L’aikido – comme tous les budo – a souffert de la crise sanitaire mais parait décliner en nombre de pratiquants depuis bien plus longtemps. Luttant face aux pratiques dites efficaces, un certain nombre de ses pratiquants cherchent comment le faire évoluer; mais les directions choisies n’annoncent-elles pas sa disparition comme discipline bien identifiable ?
Le problème n’est pas nouveau : le nombre de pratiquants diminue et l’Aikido attire moins les jeunes que d’autres pratiques. 2022, une crise sanitaire mondiale, et j’entends toujours les mêmes solutions que dans les années 2000 voire avant; c’est dire comme ce sujet est une marotte bien installée dans nos écoles (et peut-être surtout, internet).
Les solutions préconisées sont en général : compléter avec du pieds/poings (car l’ « Aikidoka ne sait pas frapper ». Phrase qui sera bientôt plus connue que « l’aikido c’est Irimi-Atemi »), faire du sol (merci les années 90 avec l’UFC et l’éclosion du bjj), ajouter du sparring voire de la compétition, l’adapter à la rue (pour les anti-compet). Comme un sentiment de déjà-vu ?
Pour se moderniser, l’Aikido se voit enfermer dans deux courants : l’efficacité associée aux sports de combats (mma, muay thai, boxe…) ou le cadre de la self-defense moderne (où certains espèrent appliquer des clés et saisies sur attaque au couteau…). Inconsciemment, les deux alternatives ne sont que l’expression de ce qu’on appelait « l’efficacité dans la rue » (un thème obnubilant les forums des années 2000). En découle que l’aikido vu par ce prisme : ne met pas l’accent sur le pied/poing, ne sait pas gérer le sol, etc, etc…
La faute à un aikido qui ne se serait pas adapté au monde moderne avec des attaques (menuchi, shomen, yokomen, grande présence des saisies) et des réponses pas adaptées (clefs sur articulations fines, projections…). Sans chercher de réponse à ce besoin d’efficacité « moderne » (n’étant pas certain de partager le constat initial), j’ai l’impression que nombre d’aikidoka pensent que le fondateur de l’Aikido a formulé son art à l’époque des samouraïs. Que finalement les kote-gaeshi et autres joyeusetés, ça marchait du vivant du fondateur mais plus maintenant.

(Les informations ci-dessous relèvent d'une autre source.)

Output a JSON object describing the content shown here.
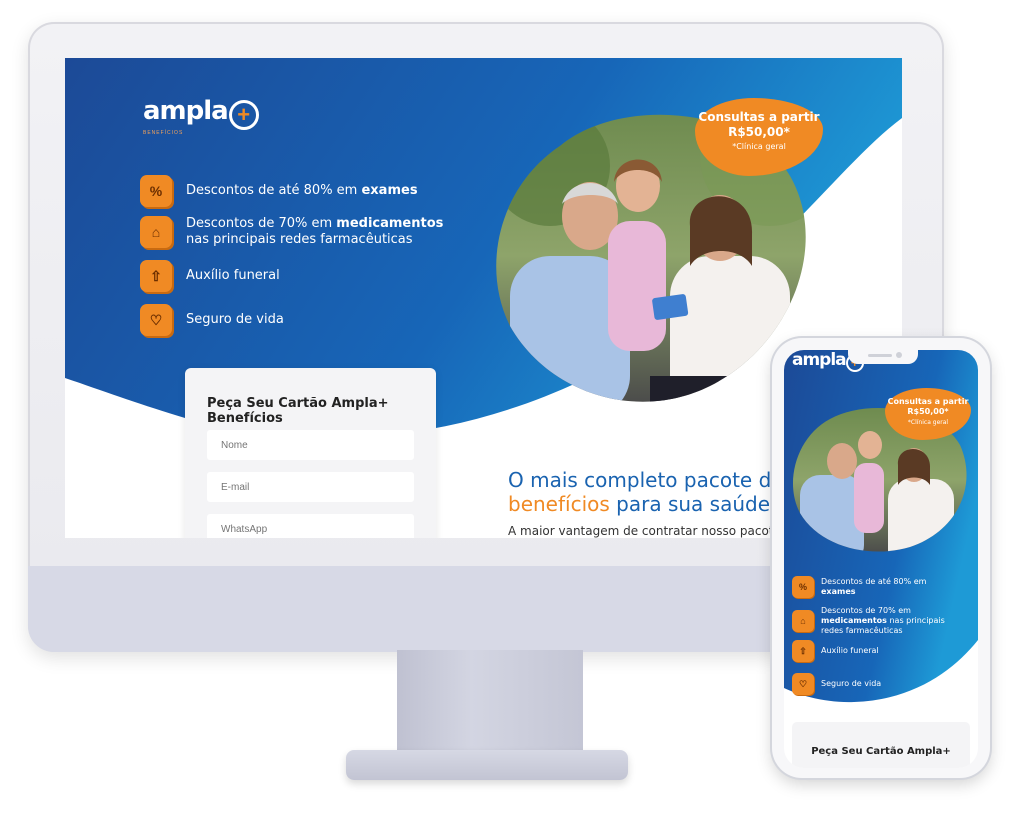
{
  "brand": {
    "name": "ampla",
    "plus": "+",
    "sub": "BENEFÍCIOS"
  },
  "badge": {
    "line1": "Consultas a partir",
    "line2": "R$50,00*",
    "note": "*Clínica geral"
  },
  "features": [
    {
      "icon": "percent-icon",
      "glyph": "%",
      "pre": "Descontos de até 80% em ",
      "bold": "exames",
      "post": ""
    },
    {
      "icon": "tag-icon",
      "glyph": "⌂",
      "pre": "Descontos de 70% em ",
      "bold": "medicamentos",
      "post": " nas principais redes farmacêuticas"
    },
    {
      "icon": "house-icon",
      "glyph": "⇧",
      "pre": "Auxílio funeral",
      "bold": "",
      "post": ""
    },
    {
      "icon": "heart-icon",
      "glyph": "♡",
      "pre": "Seguro de vida",
      "bold": "",
      "post": ""
    }
  ],
  "form": {
    "title": "Peça Seu Cartão Ampla+ Benefícios",
    "fields": [
      {
        "placeholder": "Nome"
      },
      {
        "placeholder": "E-mail"
      },
      {
        "placeholder": "WhatsApp"
      }
    ]
  },
  "headline": {
    "part1": "O mais completo pacote de ",
    "highlight": "benefícios",
    "part2": " para sua saúde!"
  },
  "body_text": "A maior vantagem de contratar nosso pacote de",
  "phone": {
    "features": [
      {
        "pre": "Descontos de até 80% em ",
        "bold": "exames",
        "post": ""
      },
      {
        "pre": "Descontos de 70% em ",
        "bold": "medicamentos",
        "post": " nas principais redes farmacêuticas"
      },
      {
        "pre": "Auxílio funeral",
        "bold": "",
        "post": ""
      },
      {
        "pre": "Seguro de vida",
        "bold": "",
        "post": ""
      }
    ],
    "form_title": "Peça Seu Cartão Ampla+"
  },
  "colors": {
    "blue_dark": "#1c4f9c",
    "blue_light": "#1f8fd0",
    "orange": "#f08a24"
  }
}
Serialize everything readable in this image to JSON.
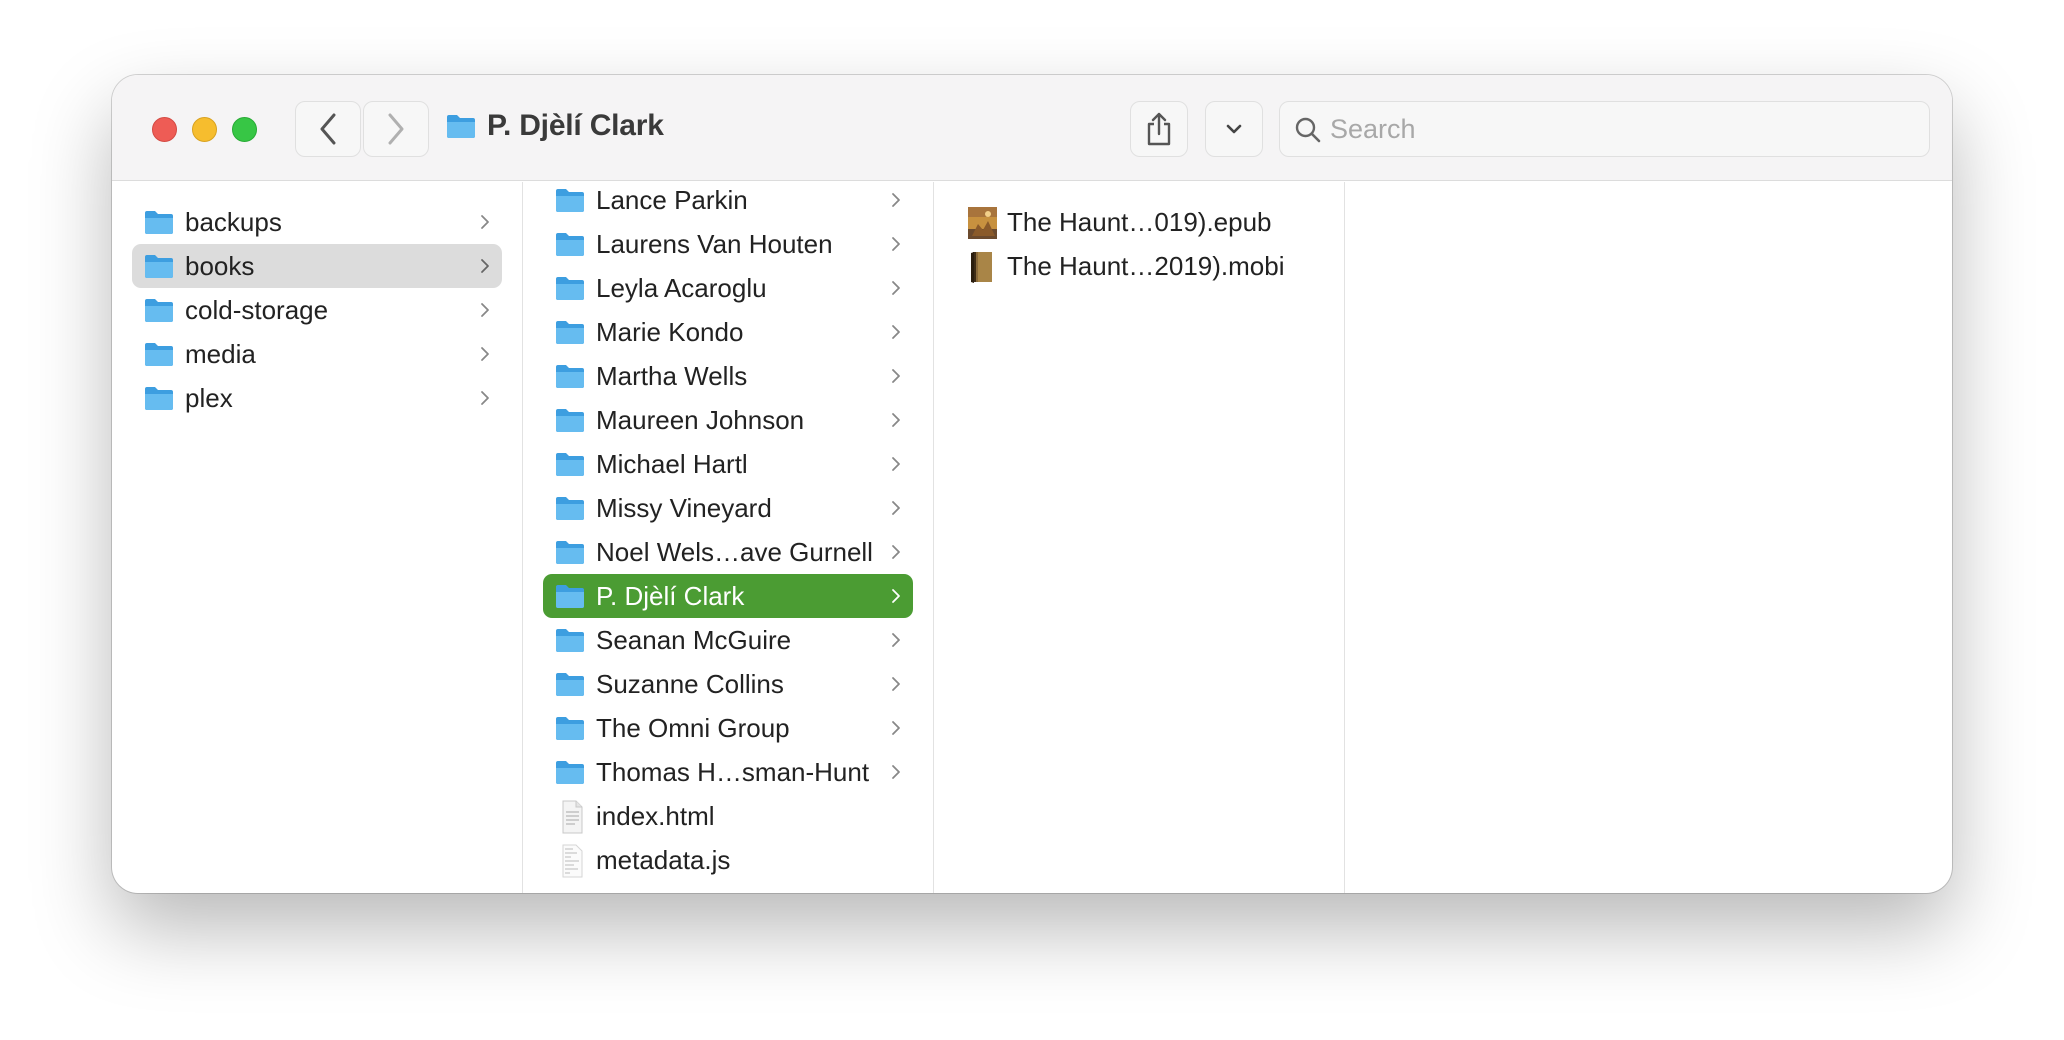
{
  "window": {
    "title": "P. Djèlí Clark"
  },
  "toolbar": {
    "back_icon": "chevron-left-icon",
    "forward_icon": "chevron-right-icon",
    "share_icon": "share-icon",
    "group_icon": "chevron-down-icon",
    "search_placeholder": "Search"
  },
  "colors": {
    "folder": "#5bb3ec",
    "selection_active": "#4b9c33",
    "selection_inactive": "#dcdcdc"
  },
  "column1": {
    "items": [
      {
        "label": "backups"
      },
      {
        "label": "books"
      },
      {
        "label": "cold-storage"
      },
      {
        "label": "media"
      },
      {
        "label": "plex"
      }
    ]
  },
  "column2": {
    "items": [
      {
        "label": "Lance Parkin"
      },
      {
        "label": "Laurens Van Houten"
      },
      {
        "label": "Leyla Acaroglu"
      },
      {
        "label": "Marie Kondo"
      },
      {
        "label": "Martha Wells"
      },
      {
        "label": "Maureen Johnson"
      },
      {
        "label": "Michael Hartl"
      },
      {
        "label": "Missy Vineyard"
      },
      {
        "label": "Noel Wels…ave Gurnell"
      },
      {
        "label": "P. Djèlí Clark"
      },
      {
        "label": "Seanan McGuire"
      },
      {
        "label": "Suzanne Collins"
      },
      {
        "label": "The Omni Group"
      },
      {
        "label": "Thomas H…sman-Hunt"
      },
      {
        "label": "index.html"
      },
      {
        "label": "metadata.js"
      }
    ]
  },
  "column3": {
    "items": [
      {
        "label": "The Haunt…019).epub"
      },
      {
        "label": "The Haunt…2019).mobi"
      }
    ]
  }
}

Alors pour rappel, Morihei Ueshiba a vécu de 1883 à 1969. S’il apprend le daito-ryu (source principale de l’Aikido), à partir de 1915, il formulera son aikido en 1942 (mais propose déjà sa propre vision du budo sous diverses appellations depuis une dizaine d’années). Les samouraïs de leur côté disparaissent du pouvoir en 1868, 15 ans avant la naissance d’Ueshiba, et comme classe sociale une dizaine d’années après la restauration Meiji. L’art martial d’Ueshiba est totalement inclus dans la période moderne, il est même tardif dans son apparition officielle (le judo date de 1882). Ce petit rappel historique est juste là pour indiquer qu’on ne se battait déjà plus avec un sabre dans la rue du temps du fondateur de l’Aikido. L’aikido était-il donc déjà anachronique à sa naissance par rapport aux « besoins de la rue » ?
Cela n’a pas empêché son fondateur de donner des cours à des policiers (voir vidéo) ou d’autres groupes. Des gens, qui en 1958, étaient ancrés dans la réalité du monde moderne.
Mais pour autant Ueshiba ne semble pas changer l’art qu’il enseignait, pratiquait et recherchait au quotidien. Peut-être que l’objet de l’Aikido était autre à ces yeux. C’est un art peut-être difficile à cerner car profondément façonné autour de la recherche de son fondateur. Le risque de le faire évoluer selon les deux alternatives évoquées, c’est finalement de créer une énième synthèse et de le voir se diluer (certains grands maîtres d’Aikido ont déjà fait leur propre synthèse voire style, il y a plus de 50 ans.)